Das Zeichen 番 (fān) gehört zum Radikal 田 („Feld“) und besteht aus 12 Strichen. Ursprünglich bezeichnete es im alten Chinesisch eine administrative Untereinheit – etwa eine „Schicht“, „Runde“ oder „Abteilung“ – besonders im militärischen oder landwirtschaftlichen Kontext, z. B. als Bezeichnung für bestimmte Truppenteile oder Feldbezirke.

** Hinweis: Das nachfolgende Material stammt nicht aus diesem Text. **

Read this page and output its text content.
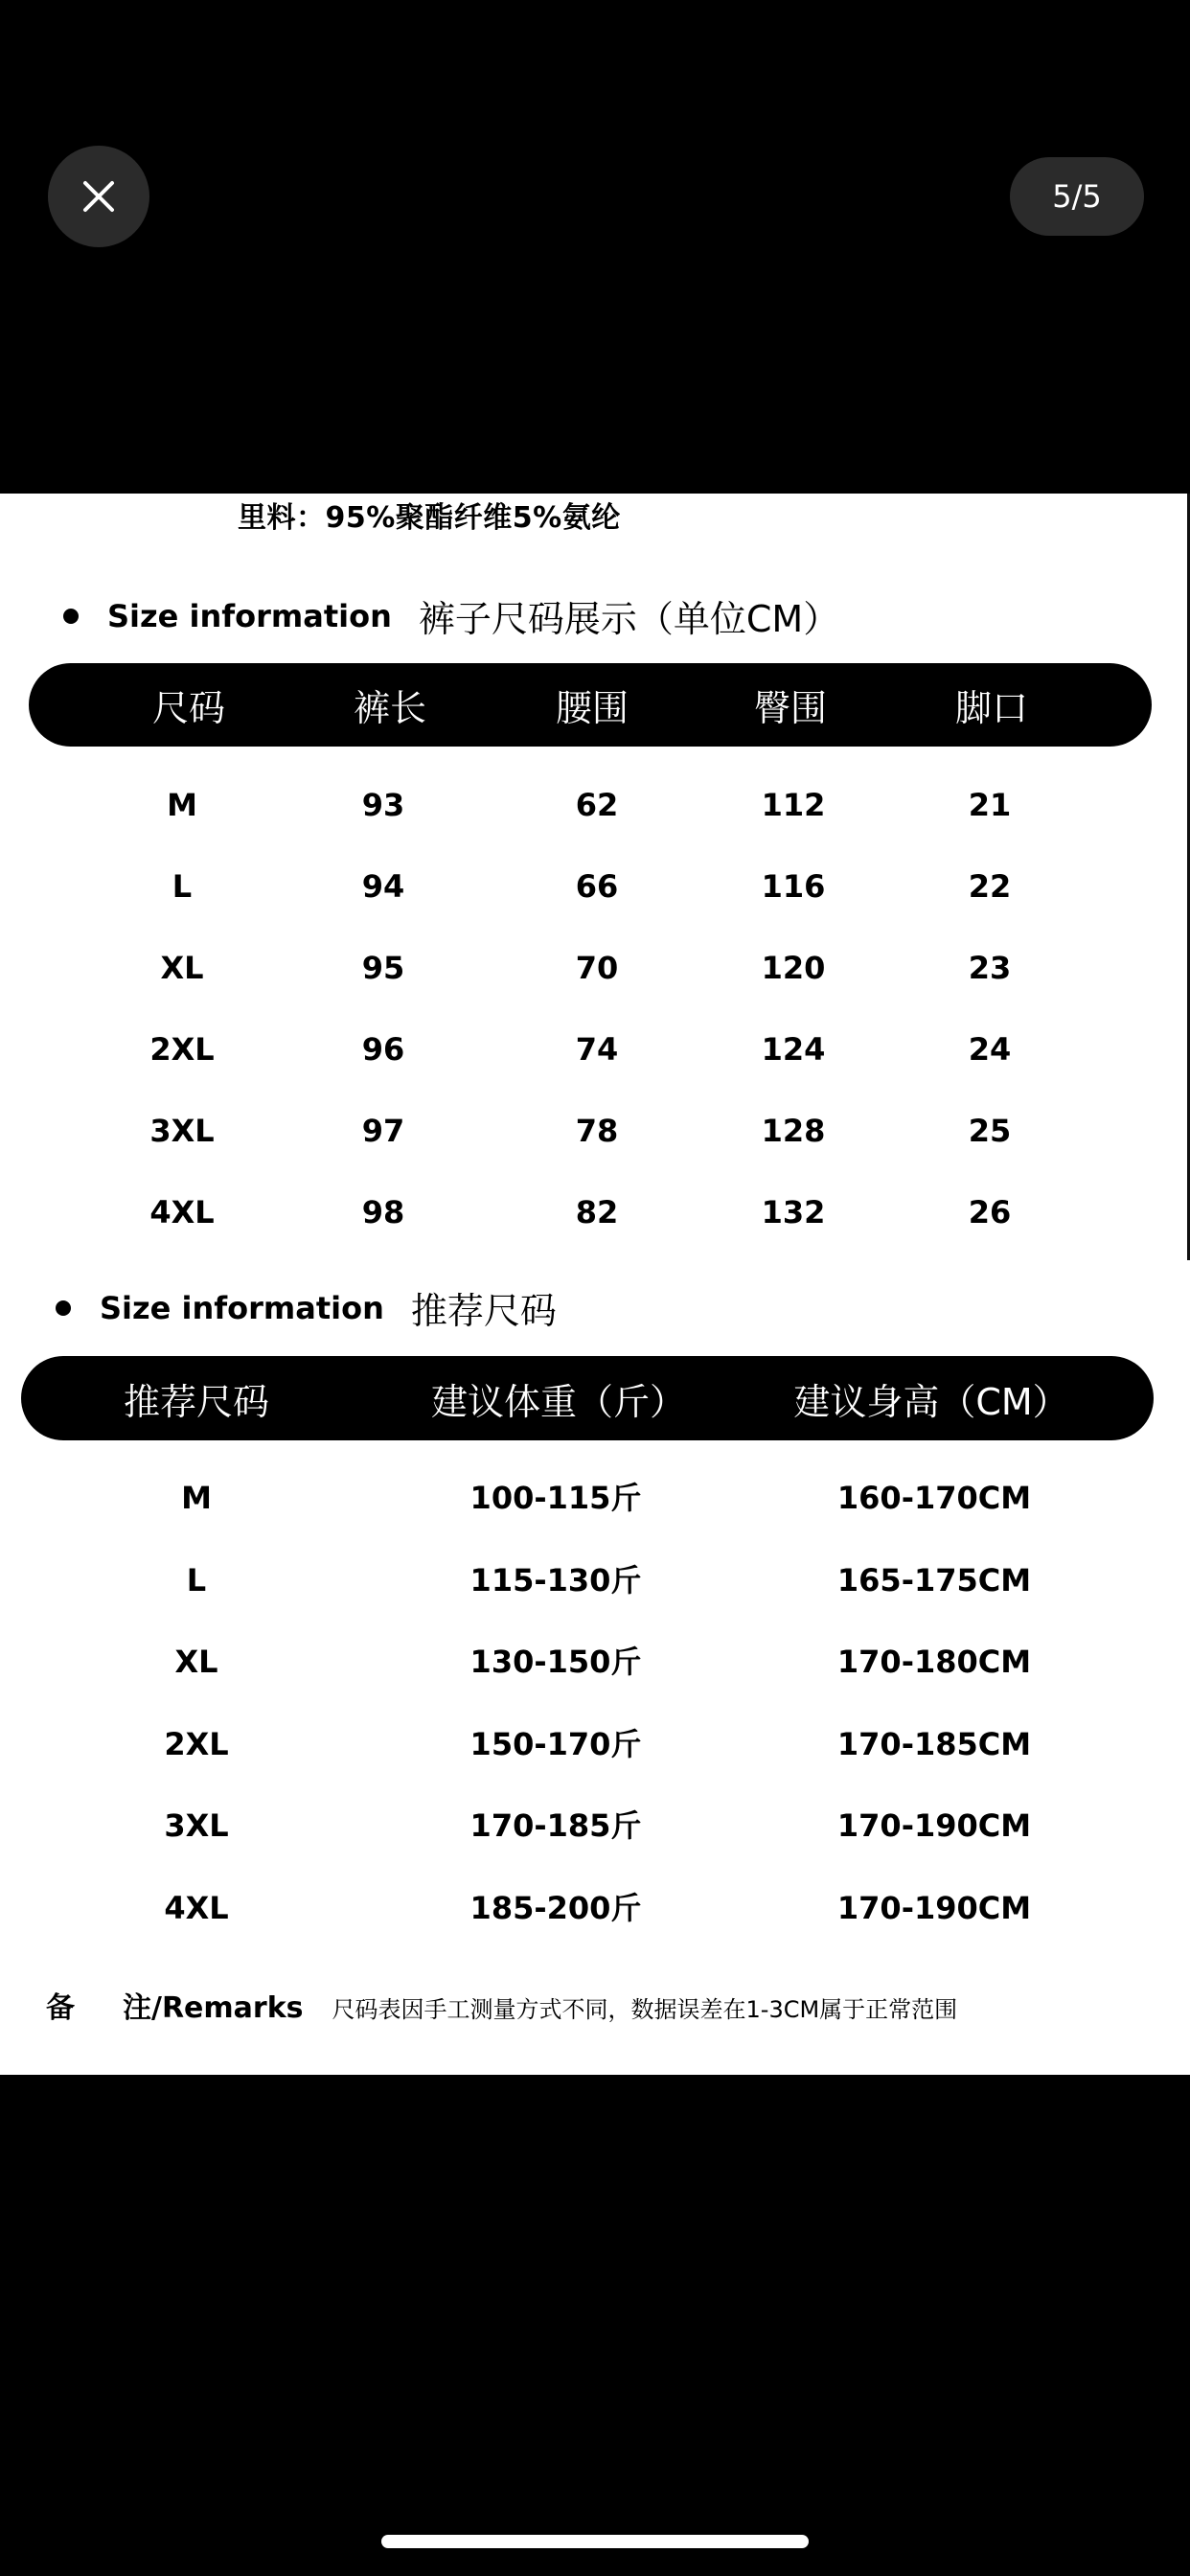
5/5
里料：95%聚酯纤维5%氨纶
Size information 裤子尺码展示（单位CM）
尺码	裤长	腰围	臀围	脚口
M	93	62	112	21
L	94	66	116	22
XL	95	70	120	23
2XL	96	74	124	24
3XL	97	78	128	25
4XL	98	82	132	26
Size information 推荐尺码
推荐尺码	建议体重（斤）	建议身高（CM）
M	100-115斤	160-170CM
L	115-130斤	165-175CM
XL	130-150斤	170-180CM
2XL	150-170斤	170-185CM
3XL	170-185斤	170-190CM
4XL	185-200斤	170-190CM
备 注/Remarks 尺码表因手工测量方式不同，数据误差在1-3CM属于正常范围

Die Verbindung zum Radikal 田 unterstreicht diesen agrar- und verwalterischen Ursprung.
Im Laufe der Zeit entwickelte sich die Bedeutung weiter: In der Tang- und Song-Dynastie wurde 番 zunehmend zur Bezeichnung fremder Völker verwendet, insbesondere jener außerhalb der chinesischen Reichsgrenzen – also „ausländisch“, „barbarisch“ im historisch-politischen Sinne. Diese Verwendung spiegelt die traditionelle chinesische Weltordnung wider, in der das Reich der Mitte (Zhongguo) als Zentrum galt und alle anderen Regionen als peripher galten.
Heute ist 番 vor allem in festen Wortverbindungen präsent, oft mit konnotativem oder historischem Gewicht. Es tritt selten allein auf, sondern bildet Komposita wie 番茄 (fānqié, „Tomate“, wörtlich „ausländische Aubergine“) oder 番邦 (fānbāng, „ausländisches Land“). Auch in modernen Ausdrücken wie 番号 (fānhào, „Nummer“, „Kennung“) bleibt die Grundbedeutung von „Ordnungseinheit“ oder „Zählreihe“ erhalten – ein Hinweis auf die semantische Breite des Zeichens.